As well as applying to holders of religious or philosophical beliefs it also applies to a lack of such beliefs. It is for the courts to determine what constitutes a religion but to be protected it must have a clear structure and belief system. A belief is defined as affecting the way a person lives their life or perceives the world but does not require the worship of a god or gods. To be protected by the Act a belief must:

• be genuinely held

• be a belief and not an opinion or viewpoint based on the present state of information available

• be a belief as to a weighty and substantial aspect of human life and behaviour

• attain a certain level of cogency, seriousness, cohesion and importance

• be worthy of respect in a democratic society, not incompatible with human dignity and not conflict with the fundamental rights of others.

• The final point is important as it answers the question about what happens when a religious belief clashes with a protected characteristic such as sexual orientation.

The European Court of Human Rights has ruled that demonstrating religious beliefs, e.g. through wearing a crucifix, does not have to be a core part of someone’s faith and to refuse to allow such a demonstration of belief must be objectively justified, e.g. on health and safety grounds. 

It is possible to indirectly discriminate – e.g. banning headscarves at work would indirectly discriminate against Muslim women who are more likely to wear a headscarf for religious reasons. The Court of Appeal has ruled that, provided the employer can show objective justification, it is not indirect discrimination to require a Christian to work on a Sunday even if the employee believes that resting on a Sunday is a core part of their religious beliefs.

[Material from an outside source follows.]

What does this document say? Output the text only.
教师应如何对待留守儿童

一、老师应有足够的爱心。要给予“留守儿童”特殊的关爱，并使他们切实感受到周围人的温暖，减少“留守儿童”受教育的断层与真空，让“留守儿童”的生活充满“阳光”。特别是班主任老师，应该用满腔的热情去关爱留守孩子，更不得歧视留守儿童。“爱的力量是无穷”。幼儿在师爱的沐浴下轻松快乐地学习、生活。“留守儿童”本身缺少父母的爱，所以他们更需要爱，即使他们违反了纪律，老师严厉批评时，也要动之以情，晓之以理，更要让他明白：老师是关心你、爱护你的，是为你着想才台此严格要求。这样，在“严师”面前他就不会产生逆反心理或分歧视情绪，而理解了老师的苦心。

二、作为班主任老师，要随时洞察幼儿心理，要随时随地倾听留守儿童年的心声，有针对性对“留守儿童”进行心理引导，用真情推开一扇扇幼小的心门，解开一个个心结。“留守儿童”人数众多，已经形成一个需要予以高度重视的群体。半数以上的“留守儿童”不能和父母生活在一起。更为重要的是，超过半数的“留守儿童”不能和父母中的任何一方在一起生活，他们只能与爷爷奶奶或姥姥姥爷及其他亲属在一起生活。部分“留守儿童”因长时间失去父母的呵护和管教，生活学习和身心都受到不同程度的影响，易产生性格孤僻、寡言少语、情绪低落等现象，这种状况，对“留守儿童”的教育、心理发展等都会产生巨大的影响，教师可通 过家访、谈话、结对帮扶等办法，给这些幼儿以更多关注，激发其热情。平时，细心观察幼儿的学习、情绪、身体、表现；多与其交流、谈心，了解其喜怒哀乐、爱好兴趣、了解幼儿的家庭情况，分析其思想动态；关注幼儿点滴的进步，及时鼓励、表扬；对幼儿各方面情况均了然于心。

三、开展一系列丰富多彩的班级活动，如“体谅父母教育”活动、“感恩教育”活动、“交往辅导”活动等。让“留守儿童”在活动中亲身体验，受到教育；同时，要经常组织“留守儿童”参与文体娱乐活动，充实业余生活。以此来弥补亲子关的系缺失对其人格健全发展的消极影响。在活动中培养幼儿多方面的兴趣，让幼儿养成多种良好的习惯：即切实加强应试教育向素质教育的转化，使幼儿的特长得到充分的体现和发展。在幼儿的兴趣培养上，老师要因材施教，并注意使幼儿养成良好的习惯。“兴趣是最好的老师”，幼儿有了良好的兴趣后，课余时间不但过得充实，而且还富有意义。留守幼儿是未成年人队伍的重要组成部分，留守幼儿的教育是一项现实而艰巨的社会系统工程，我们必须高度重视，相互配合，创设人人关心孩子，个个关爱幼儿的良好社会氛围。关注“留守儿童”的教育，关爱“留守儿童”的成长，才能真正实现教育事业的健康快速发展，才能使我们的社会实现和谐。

The EAT has found that philosophical beliefs carry the same weight as religious beliefs. Non-religious beliefs that have been accepted by the courts include humanism, sanctity of life – incorporating an anti- hunting belief – and that public service broadcasting has a higher purpose of promoting cultural interchange and social cohesion. However, the courts rejected a belief in consensual slavery and a belief that people should wear a poppy from 2 November to Remembrance Sunday.